Why do you feel you're one of the lucky ones with diabetes? I don't really like the word "lucky" in this question, because I don't really believe in luck. However, I do have a lot to be thankful for. First, I am very thankful that I'm alive and fairly healthy. Prior to the isolation of insulin, people with diabetes lived short, painful lives. Life with diabetes might not be fun, but I'm grateful for the chance to live!

I'm also grateful that I don't have to deal with diabetes on my own. I have an uncle and two cousins with t1 diabetes, so I've known the basics of type 1 for a long time and I know they're there for me when I have questions and need support. (My patient uncle put up with calls from me at all hours of the day and night in the weeks immediately following my diagnosis and still gets lots of calls). My boyfriend's sister has type 1 as well, so he was in some ways more familiar with it than I was when I was first diagnosed and has been a great help as I'm in the process of adjusting. I've got many, many supportive friends at school as well who have driven me to appointments and the pharmacy (I don't have a car at school).

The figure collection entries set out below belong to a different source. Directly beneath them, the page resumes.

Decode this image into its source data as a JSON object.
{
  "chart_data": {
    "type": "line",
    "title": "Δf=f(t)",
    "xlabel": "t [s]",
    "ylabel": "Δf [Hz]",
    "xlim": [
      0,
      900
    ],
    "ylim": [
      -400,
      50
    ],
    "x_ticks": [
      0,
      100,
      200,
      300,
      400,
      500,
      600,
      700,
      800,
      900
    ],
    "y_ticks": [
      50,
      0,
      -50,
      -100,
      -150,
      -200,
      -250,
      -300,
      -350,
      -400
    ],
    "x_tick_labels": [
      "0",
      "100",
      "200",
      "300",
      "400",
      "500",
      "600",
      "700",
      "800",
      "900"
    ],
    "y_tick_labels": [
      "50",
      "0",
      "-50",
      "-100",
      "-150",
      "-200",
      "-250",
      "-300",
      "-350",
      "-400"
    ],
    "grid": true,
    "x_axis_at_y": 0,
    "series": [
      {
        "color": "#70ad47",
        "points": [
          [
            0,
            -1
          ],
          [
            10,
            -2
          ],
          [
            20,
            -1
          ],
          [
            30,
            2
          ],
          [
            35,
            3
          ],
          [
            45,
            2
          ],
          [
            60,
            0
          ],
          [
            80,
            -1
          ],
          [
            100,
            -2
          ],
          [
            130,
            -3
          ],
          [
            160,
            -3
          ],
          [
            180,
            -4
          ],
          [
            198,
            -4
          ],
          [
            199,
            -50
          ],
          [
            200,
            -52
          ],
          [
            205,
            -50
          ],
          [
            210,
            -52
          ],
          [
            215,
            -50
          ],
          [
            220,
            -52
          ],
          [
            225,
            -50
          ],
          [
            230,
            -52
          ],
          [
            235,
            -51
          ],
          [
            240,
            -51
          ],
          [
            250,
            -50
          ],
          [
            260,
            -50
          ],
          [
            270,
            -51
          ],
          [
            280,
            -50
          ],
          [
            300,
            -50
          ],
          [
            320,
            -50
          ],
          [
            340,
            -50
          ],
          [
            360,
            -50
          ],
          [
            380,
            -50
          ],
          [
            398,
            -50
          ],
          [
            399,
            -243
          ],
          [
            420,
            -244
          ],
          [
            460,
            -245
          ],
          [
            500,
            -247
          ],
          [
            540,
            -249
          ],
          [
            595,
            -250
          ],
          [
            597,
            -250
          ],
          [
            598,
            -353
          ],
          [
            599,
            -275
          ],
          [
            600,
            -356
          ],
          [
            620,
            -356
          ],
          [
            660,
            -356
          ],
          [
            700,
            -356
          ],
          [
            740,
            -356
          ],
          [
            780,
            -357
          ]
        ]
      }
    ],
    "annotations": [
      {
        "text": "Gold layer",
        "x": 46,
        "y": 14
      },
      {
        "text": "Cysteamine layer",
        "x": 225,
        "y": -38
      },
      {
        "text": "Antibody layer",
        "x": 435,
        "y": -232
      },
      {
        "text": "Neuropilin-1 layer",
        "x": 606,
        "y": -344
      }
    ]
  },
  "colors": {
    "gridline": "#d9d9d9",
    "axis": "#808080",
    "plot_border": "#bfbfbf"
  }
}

I don't understand why, but I believe God allowed diabetes in my life for a reason, and I'm confident that He will bring good out of it, even though diabetes itself is bad. One of those good things is increased humility. It's reminded me that I'm not invincible and given me greater sensitivity to struggles other people are facing.

Who: I wasn't actually present. At dx I was in a coma induced by DKA. I didn't really wake up until the ICU--my mother was there and told me I'd been diagnosed with diabetes.
What: I'd been ignoring symptoms for a couple of months. Probably the biggest clue was having to get up in the middle of some movie to go to the bathroom. And being willing to drink from the fountains at the theatre. And then there was that last really bad nausea thing that I had going on.
When: 24 July 2008. I was 31 years old.
Where: In connection with my personal body? In the ICU as I was drifting back to consciousness. I'd heard of it before, but not in connection with me or anyone else in the family.
Why: I don't know. Sometimes bad things happen, and there isn't ever a good reason. I just have an overactive immune system, I guess. I may never know the proximate cause. But it doesn't really matter, I just have to deal with the reality I've been given,

Who: my mother.
What: I was making a new notch in my belt because it had gotten too big.
When: September 1, 2006- about two years later.
Where: Ironically, I had been interested in diabetes for years. The first time somebody agreed with me that my symptoms might be diabetes was when I was talking to my boss about my symptoms, about two weeks before I was diagnosed.
Why: 'Cause I'm special.

Who and what and where all go together for me. I had been wondering for a couple months about increased thirst and peeing. Then I started losing weight without trying which at my age (58) was definitely odd. I knew the first two things were indicative of Diabetes but didn't know about the weight loss so I looked it up online and saw it was. So I asked my doctor for a blood test. When they called and said my fasting blood sugar was 325 I didn't know what the number meant, so just said "so that means I have Diabetes?" I wasn't surprised and just assumed I had Type 2 as that "was what people my age got". The doctor assumed the same and I didn't figure out any different for 15 months. When Original diagnosis - July 2007. Correct Diagnosis and treatment - February 2009

why am I lucky? Because I'm smart enough and the internet is here and TuD is here, to figure out I'm actually Type 1. Because I have good insurance (even into retirement) and can pay for my medical needs including my pump. Because I have all of you.